Contemporary · Pegasus Publishers

[Pegasus Publishers] Ecuador, at Last by Philip Peereboom

Hey guys! So I’ve been reading this book for about the past week and I just finished it. This review might sound like it was a bad read but it wasn’t (lol). I received a review copy for free via Pegasus Publishers in exchange for an honest review

Ecuador, at Last is an almost 400-page book about various characters who end up leaving their homes and moving to Ecuador. Some of them, like Roonah, have firsthand experience with the war’s (WWIII) destruction, while others like Erasmus are only in search of settling their past. The setting is WWIII and the Chinese are in control of travel and communication.


I requested this book from Pegasus Publishers because it had a dystopian feel to it. I was really curious about what would happen since it took place in the future where a World War III had occurred. Wars fascinate me. Of course, it turns out that the story was less about the war and more about a handful of people with life troubles, who happened to be in this setting.

I say life troubles instead of affected by the war because we have characters like Erasmus who is trying to find his father, who abandoned him and his mother when he was still a child, and Albert, who decides he needs some time away from his hometown after he breaks up with his boyfriend. They do end up caught in some of the war’s troubles during their travel to Ecuador but the reason they started their trip wasn’t because of the war.

In a way this makes me wonder how important the setting is. Why did it have to be during WWIII? Why couldn’t this happen right now? In 2016 (when this was published)

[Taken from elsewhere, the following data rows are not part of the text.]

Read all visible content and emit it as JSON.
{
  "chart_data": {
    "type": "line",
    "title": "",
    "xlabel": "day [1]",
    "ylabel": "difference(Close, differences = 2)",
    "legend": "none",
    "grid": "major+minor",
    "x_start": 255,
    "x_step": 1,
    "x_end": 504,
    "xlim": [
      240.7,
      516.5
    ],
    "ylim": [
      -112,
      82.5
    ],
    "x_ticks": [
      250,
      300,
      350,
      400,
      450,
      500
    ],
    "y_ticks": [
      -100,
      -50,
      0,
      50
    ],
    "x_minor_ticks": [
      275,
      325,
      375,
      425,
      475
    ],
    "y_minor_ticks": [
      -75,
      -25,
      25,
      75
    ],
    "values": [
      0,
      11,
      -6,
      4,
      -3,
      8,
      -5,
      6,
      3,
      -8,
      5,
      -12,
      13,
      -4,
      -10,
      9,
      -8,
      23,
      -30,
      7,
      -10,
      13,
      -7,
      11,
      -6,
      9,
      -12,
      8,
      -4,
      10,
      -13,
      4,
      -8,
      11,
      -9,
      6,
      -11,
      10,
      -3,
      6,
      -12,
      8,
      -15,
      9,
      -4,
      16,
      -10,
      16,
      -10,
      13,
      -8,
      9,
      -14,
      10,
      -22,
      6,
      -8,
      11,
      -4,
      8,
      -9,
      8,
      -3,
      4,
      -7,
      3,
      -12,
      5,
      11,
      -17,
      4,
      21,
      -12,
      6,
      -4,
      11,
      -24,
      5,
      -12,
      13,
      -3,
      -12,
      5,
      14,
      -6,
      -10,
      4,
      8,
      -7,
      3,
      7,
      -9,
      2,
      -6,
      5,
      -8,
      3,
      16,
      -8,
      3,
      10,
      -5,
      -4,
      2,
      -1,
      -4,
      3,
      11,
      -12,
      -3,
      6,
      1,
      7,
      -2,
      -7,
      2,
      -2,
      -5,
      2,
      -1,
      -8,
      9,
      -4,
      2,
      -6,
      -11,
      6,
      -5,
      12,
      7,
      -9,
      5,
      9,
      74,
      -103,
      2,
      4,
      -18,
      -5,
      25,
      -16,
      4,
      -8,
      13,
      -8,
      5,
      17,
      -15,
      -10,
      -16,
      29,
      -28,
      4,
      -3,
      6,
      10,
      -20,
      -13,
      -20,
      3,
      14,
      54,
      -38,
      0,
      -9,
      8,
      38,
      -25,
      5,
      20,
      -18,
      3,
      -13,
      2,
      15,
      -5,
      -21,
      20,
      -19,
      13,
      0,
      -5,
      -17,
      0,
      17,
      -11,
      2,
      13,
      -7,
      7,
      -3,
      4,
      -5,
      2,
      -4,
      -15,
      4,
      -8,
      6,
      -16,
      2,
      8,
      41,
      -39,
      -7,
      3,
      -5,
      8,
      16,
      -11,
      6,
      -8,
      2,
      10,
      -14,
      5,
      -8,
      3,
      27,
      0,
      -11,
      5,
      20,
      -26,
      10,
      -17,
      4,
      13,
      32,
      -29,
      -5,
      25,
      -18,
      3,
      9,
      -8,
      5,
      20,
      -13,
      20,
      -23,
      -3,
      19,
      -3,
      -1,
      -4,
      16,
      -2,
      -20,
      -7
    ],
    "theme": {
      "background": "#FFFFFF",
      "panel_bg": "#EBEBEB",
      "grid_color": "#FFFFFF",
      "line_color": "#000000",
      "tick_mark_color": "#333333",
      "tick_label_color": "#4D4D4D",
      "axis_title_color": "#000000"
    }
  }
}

Out of all the characters, I really liked Albert. His journey feels the least complicated out of everyone’s since he’s mostly only dealing with heartache and self-hate. He ends up meeting a lot of people, he’s emotional, cares about people, and just everything about him screams ‘likable’. In a way that’s a bit boring to me but there was just a lot of background to his story that I just couldn’t dislike him. And there were characters I disliked (like Bernard).

I was also pretty curious about Roonah, who a lot of the male characters seem attracted to. Roonah ends up moving to Ecuador with her partner Desmond as a way to help calm her nerves. She’d been working as a nurse during the war and pretty much saw some gruesome things. But what I was interested in was her relationship with Desmond. Desmond is an older man, described as already having grey hairs, while Roonah is in her prime.

They’ve pretty much been together since they met one another and I thought that was really nice. A couple that didn’t care for age or norms, but after a while, especially near the end, there was something frustrating about them. Did they actually love each other? Their relationship just felt…regretful on Roonah’s side. And for Desmond it was like he knew Roonah no longer loved him, but they were still together. It was rather maddening to read them interacting.

I suppose in my eyes they should have broken up if they no longer loved one another, but I’m sure there are other things to take into consideration once you’ve lived together for years.

Another thing I liked was that there was no clear ending. All the characters started a journey and some of them had conclusive endings like Albert, while others like Roonah and Desmond didn’t. That just reminds me that nobody’s journey is ever really finished, especially not after just one moment in time

Overall I really didn’t have an issue with the book outside of genre and enjoyment. For a moment, I had wished the book was shorter but once I finished it, I felt like everything was relevant to each character’s growth. I ended up giving this book a 2/5 on Goodreads for an ‘it’s OK’ rating but I think it could have been a 3 (or even a 4) out of 5 if the right person had read it. I recommend this book to people who like a spiritual read.